Chris uses his gun to go to the range and target shoot. He’s a good shot, and he enjoys it. And I’ve gone with him, and it turns out I’m a good shot, and I enjoy it, too. Chris is obsessed with gun safety: He never keeps it loaded, he always has the safety on, and he has drilled it into me to never point the gun at anyone – even if it’s empty. He’s adamant that when we have children we will always have a proper gun safe and trigger locks, and that we will teach our child how dangerous guns are.
His affection for guns is just like his affection for knives. They are masterpieces of engineering and mechanical design, and the machining of quality guns is a real craft. For Chris, target shooting is both a sport and a way to appreciate his own machinist trade.
I’m all right with his guns now, after a long period of discussion with him. He is not planning to use the gun for self-protection, he does not brag about having guns, he understands their potential horror, and strongly dislikes shooter video games and movies that glorify guns.
But here’s the caveat. I know Chris. I have seen him at his best and his worst. I trust him to own a weapon made to kill, and to understand the responsibility that comes with it. I don’t feel that way about anyone else.
There is one more thing that Chris likes about his gun. It makes him feel tough. He’s kind of a manly man, and firepower, whether you intend to use it or not, is a pretty manly thing. This is the tiniest part of why Chris is a gun owner, but it’s there, and it’s the part that I don’t like, and that I can’t approve of.
So, along with not trusting other gun owners to handle their guns properly, I also don’t trust them to shake off that feeling of power that a gun gives them – power over other lives.

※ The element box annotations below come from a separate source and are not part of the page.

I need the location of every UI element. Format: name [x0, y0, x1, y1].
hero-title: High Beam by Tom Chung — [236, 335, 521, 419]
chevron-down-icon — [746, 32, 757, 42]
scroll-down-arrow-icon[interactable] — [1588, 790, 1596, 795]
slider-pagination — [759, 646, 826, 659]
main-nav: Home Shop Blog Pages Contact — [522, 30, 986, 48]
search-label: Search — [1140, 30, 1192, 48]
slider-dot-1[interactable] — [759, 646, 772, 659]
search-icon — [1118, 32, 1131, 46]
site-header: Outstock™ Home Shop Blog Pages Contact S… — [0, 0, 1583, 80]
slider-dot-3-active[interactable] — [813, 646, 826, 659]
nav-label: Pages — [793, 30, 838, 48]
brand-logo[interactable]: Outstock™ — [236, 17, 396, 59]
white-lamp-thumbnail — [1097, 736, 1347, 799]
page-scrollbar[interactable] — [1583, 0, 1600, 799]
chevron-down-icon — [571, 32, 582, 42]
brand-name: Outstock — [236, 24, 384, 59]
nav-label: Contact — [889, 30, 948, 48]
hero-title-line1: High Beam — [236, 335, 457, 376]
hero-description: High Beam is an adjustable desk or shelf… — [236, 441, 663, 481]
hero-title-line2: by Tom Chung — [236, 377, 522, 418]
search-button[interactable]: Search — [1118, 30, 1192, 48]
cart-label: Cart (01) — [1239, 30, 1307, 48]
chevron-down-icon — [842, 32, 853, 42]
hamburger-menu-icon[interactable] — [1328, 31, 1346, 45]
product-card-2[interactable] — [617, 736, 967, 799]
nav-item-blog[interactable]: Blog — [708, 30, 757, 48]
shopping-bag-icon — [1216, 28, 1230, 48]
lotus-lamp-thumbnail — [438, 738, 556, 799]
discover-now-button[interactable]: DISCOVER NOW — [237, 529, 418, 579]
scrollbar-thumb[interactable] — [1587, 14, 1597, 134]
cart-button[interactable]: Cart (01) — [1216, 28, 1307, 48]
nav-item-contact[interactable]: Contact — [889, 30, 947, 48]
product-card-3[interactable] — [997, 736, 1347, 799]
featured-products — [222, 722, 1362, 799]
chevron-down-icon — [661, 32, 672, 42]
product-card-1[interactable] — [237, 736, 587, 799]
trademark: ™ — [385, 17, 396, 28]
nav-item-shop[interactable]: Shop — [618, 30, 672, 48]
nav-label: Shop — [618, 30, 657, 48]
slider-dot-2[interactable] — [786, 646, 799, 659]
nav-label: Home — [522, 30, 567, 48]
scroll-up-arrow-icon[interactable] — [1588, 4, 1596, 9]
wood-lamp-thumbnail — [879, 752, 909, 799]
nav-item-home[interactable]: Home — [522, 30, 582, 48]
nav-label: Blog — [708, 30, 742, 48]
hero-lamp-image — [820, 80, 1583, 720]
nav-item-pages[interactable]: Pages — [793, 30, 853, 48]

In the end, that’s the real problem with guns – their corrupting force.
I used to simply want guns gone, but Chris has taught me there may be a compromise. Before you can buy a gun, you should have to be carefully licensed, the way you are to drive a car. Owning a gun gives you added power, and therefore added responsibility to society. You want a gun? Take a training course, pass a safety test, prove you own locks, and update your license every few years.
This way the people who own guns are likely to be those who take them seriously, and gun owners will be better informed about gun safety. But more important, we will send a message that owning a gun is a serious business. Guns are made to kill. It’s better to treat them that way instead of pretending they could ever all disappear.
Emily D. Johnson works in product development for a New York technology firm. She has an MFA from the University of Minnesota and a bachelor's degree in geology from Princeton University.